Foreign journalists inspect the facility for releasing the radioactive water into the sea at Tokyo Electric Power Company's Fukushima Daiichi Nuclear Power Plant, in Futaba, Fukushima Prefecture, northern Japan, July 21, 2023. /CFP

The International Atomic Energy Agency's (IAEA) report on Japan's planned dump of nuclear wastewater into the Pacific Ocean is wrong, a Pakistani nuclear scientist said.

Zafar Koreshi, dean of graduate studies at Air University Pakistan, made the remarks in an interview with Xinhua.

"I think it's a very favorable treatment to Japan by the IAEA," Koreshi said. "It ignored the interest of the local people who are affected by this and the regional countries who are going to be affected by this."

So it's legitimate for China, South Korea and other regional countries to demand a joint mechanism in order to get their concerns addressed, Koreshi said.
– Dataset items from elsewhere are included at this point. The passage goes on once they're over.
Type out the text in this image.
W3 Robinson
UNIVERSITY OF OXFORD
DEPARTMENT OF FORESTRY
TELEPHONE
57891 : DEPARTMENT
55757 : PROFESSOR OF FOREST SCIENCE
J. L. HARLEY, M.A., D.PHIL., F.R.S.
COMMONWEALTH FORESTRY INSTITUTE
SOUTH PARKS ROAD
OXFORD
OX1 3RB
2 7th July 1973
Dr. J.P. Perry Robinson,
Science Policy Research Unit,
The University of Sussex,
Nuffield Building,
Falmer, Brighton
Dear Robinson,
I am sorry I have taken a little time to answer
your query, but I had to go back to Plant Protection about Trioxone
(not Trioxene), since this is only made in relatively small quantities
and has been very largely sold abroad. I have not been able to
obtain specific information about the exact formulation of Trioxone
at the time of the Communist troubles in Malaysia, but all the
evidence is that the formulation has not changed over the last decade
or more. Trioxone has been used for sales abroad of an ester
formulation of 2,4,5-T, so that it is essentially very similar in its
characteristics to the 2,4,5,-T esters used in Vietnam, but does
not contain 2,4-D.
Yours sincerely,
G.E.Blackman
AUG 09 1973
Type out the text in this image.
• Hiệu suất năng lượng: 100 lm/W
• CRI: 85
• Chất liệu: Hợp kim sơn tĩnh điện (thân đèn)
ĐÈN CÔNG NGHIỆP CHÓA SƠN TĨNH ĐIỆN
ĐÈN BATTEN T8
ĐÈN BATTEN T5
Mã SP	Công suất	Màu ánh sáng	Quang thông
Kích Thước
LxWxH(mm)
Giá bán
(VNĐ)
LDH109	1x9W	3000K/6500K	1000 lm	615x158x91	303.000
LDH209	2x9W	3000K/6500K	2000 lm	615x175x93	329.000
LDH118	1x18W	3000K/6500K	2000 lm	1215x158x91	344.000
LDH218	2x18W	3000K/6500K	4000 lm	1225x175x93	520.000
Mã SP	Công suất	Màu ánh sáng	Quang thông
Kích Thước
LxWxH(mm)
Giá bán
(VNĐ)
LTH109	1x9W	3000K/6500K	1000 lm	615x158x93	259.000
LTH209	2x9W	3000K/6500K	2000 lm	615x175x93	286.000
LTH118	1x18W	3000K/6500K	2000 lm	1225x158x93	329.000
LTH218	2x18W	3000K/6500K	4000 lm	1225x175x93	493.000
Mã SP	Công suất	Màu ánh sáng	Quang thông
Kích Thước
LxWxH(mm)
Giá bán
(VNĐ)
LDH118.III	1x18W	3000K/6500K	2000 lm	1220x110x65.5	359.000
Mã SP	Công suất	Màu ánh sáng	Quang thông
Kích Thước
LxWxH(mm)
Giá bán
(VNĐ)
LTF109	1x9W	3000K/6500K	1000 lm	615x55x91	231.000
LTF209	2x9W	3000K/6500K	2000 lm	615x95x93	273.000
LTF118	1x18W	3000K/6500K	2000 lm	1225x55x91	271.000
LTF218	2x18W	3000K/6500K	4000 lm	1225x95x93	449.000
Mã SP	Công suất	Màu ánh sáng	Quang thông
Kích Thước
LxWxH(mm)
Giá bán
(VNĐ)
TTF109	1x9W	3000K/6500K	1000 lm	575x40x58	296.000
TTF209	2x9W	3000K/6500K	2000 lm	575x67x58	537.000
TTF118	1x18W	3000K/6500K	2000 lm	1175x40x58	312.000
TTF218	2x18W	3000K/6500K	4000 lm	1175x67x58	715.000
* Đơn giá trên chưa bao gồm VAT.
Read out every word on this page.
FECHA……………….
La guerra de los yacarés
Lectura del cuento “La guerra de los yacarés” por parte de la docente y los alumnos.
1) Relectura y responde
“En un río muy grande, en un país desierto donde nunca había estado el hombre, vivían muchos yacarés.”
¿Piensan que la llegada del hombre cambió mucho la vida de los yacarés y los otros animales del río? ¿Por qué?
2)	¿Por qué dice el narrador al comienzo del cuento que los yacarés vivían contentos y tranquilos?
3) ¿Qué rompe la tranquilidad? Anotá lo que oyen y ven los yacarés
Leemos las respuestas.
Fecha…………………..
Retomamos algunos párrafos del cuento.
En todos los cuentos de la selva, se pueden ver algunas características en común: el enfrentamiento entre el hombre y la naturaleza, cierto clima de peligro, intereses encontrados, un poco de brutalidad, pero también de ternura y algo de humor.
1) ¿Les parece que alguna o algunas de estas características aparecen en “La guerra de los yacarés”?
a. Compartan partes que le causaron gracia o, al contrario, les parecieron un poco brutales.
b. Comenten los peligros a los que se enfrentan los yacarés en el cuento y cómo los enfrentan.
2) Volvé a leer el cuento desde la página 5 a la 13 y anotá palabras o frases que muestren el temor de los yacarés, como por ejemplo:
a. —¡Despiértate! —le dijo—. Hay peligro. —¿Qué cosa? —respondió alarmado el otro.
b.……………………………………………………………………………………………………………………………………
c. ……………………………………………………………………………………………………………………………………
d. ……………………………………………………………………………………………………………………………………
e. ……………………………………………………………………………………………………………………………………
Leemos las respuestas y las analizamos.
The scientist said Fukushima, like the Chernobyl disaster, was a level-7 nuclear accident, the highest on the International Nuclear and Radiological Event Scale.

Japan's plan to dump contaminated water into the Pacific Ocean is extremely dangerous and harmful to the fish as the nuclear wastewater contains cesium, strontium, iodine and tritium, carbon-14, and cobalt 60, with some of them being radioactive, Koreshi said.

The scientist said the Chernobyl accident caused a very high level of radiation damage to the fish, adding that if people eat this kind of contaminated food, it would affect the health of millions of people for many years.

"It goes deep into the human DNA, and affects medical structure inside our body, and is transmitted through generations," said the expert.

The biggest losers from Japan's nuclear wastewater discharge will be the Japanese fishermen, Japanese people and the entire country itself, Koreshi said.

The Pacific is a very big ocean, where the dump of nuclear wastewater would potentially affect all the regional countries, which are heavily dependent on the fish and the plants that grow beneath the water.

Koreshi urged Japan to immediately cease this plan and work with neighboring countries to conduct scientific research and simulations to study the potential effects on marine life.